At large scale, network bandwidth and content delivery become bottlenecks due to massive video streaming traffic. The application servers and microservices also face CPU and memory pressure handling requests.
- Database: Use sharding to split data across multiple databases. Employ read replicas to handle read-heavy workloads.
- Caching: Implement multi-layer caching (in-memory caches like Redis, CDN edge caches) to reduce database load and latency.
- Microservices: Scale horizontally by adding more instances behind load balancers.

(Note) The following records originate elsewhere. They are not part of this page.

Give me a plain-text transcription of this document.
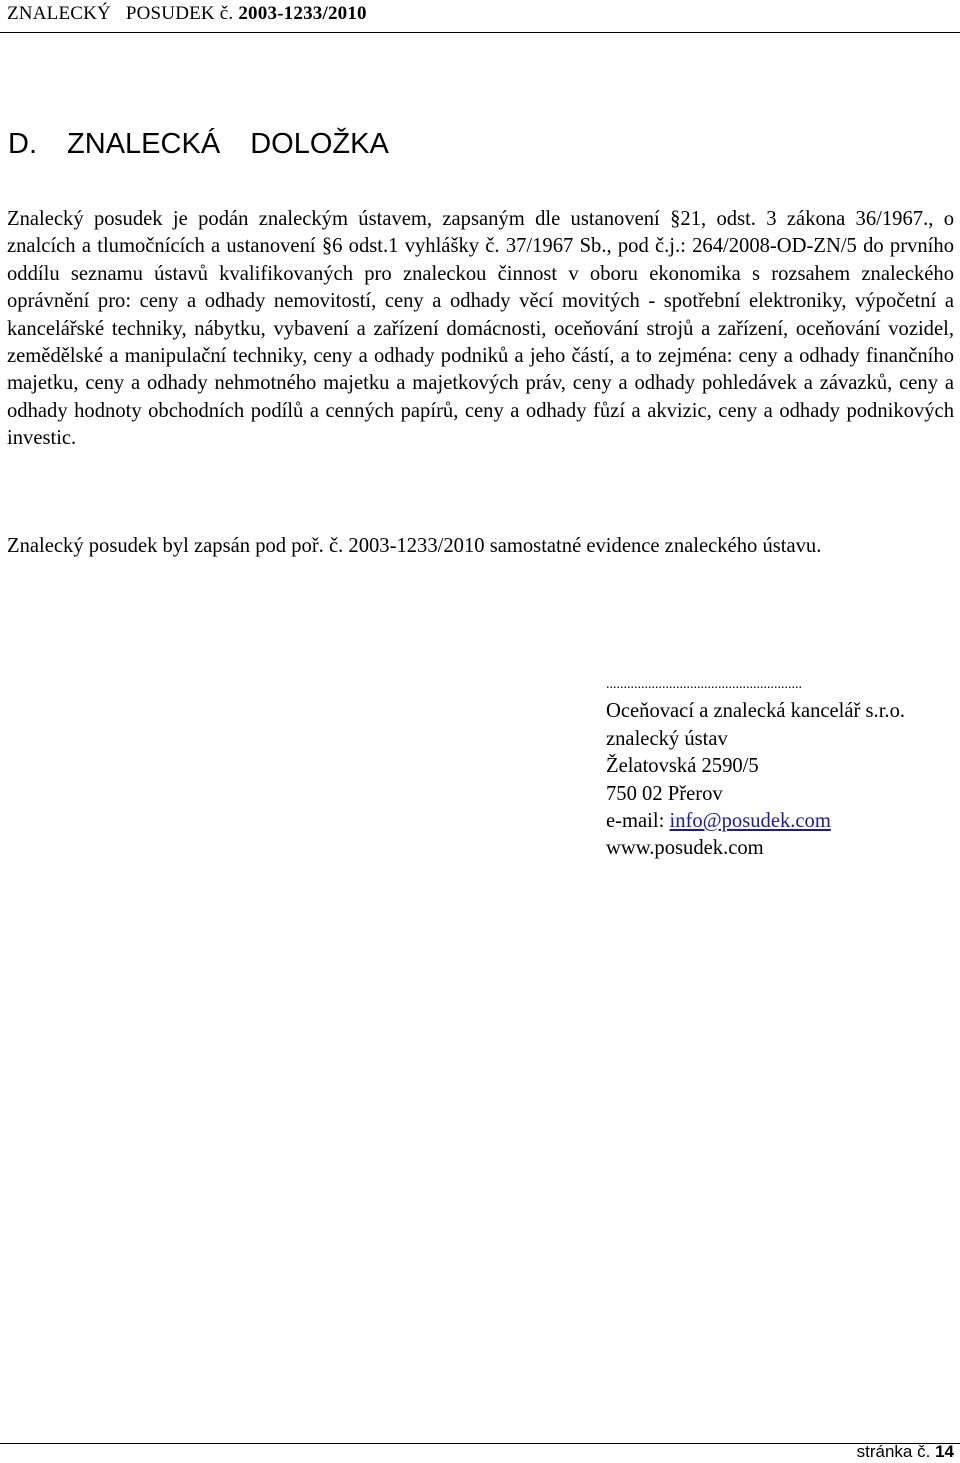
ZNALECKÝ   POSUDEK č. 2003-1233/2010
D. ZNALECKÁ DOLOŽKA

Znalecký posudek je podán znaleckým ústavem, zapsaným dle ustanovení §21, odst. 3 zákona 36/1967., o znalcích a tlumočnících a ustanovení §6 odst.1 vyhlášky č. 37/1967 Sb., pod č.j.: 264/2008-OD-ZN/5 do prvního oddílu seznamu ústavů kvalifikovaných pro znaleckou činnost v oboru ekonomika s rozsahem znaleckého oprávnění pro: ceny a odhady nemovitostí, ceny a odhady věcí movitých - spotřební elektroniky, výpočetní a kancelářské techniky, nábytku, vybavení a zařízení domácnosti, oceňování strojů a zařízení, oceňování vozidel, zemědělské a manipulační techniky, ceny a odhady podniků a jeho částí, a to zejména: ceny a odhady finančního majetku, ceny a odhady nehmotného majetku a majetkových práv, ceny a odhady pohledávek a závazků, ceny a odhady hodnoty obchodních podílů a cenných papírů, ceny a odhady fůzí a akvizic, ceny a odhady podnikových investic.

Znalecký posudek byl zapsán pod poř. č. 2003-1233/2010 samostatné evidence znaleckého ústavu.

........................................................
Oceňovací a znalecká kancelář s.r.o.
znalecký ústav
Želatovská 2590/5
750 02 Přerov
e-mail: info@posudek.com
www.posudek.com
stránka č. 14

Use container orchestration (e.g., Kubernetes) for management.
- Content Delivery: Use a global CDN to serve video content close to users, reducing bandwidth and latency.
- Network: Optimize streaming protocols and compress data to reduce bandwidth usage.
- Multi-region Deployment: Deploy services in multiple geographic regions for fault tolerance and lower latency.
For 1 million users streaming simultaneously:
- Requests per second: ~2 million (assuming 2 requests per second per user)
- Storage: Petabytes of video and metadata (Netflix stores thousands of movies and shows)
- Bandwidth: Video streaming at 3 Mbps per user -> 3 Mbps * 1M = 3 Tbps (~375 GB/s)
- Servers: Thousands of microservice instances and CDN edge servers globally
Structure your scalability discussion by:
- Identifying key components (database, microservices, CDN, network)
- Estimating load and data growth at different scales
- Pinpointing the first bottleneck and why it occurs
- Proposing targeted scaling solutions for each bottleneck
- Considering cost and complexity trade-offs
- Discussing monitoring and fallback strategies
Your database handles 1000 QPS. Traffic grows 10x to 10,000 QPS. What do you do first?
Answer: Add read replicas to distribute read queries and reduce load on the primary database. Also consider caching frequently accessed data to reduce database hits.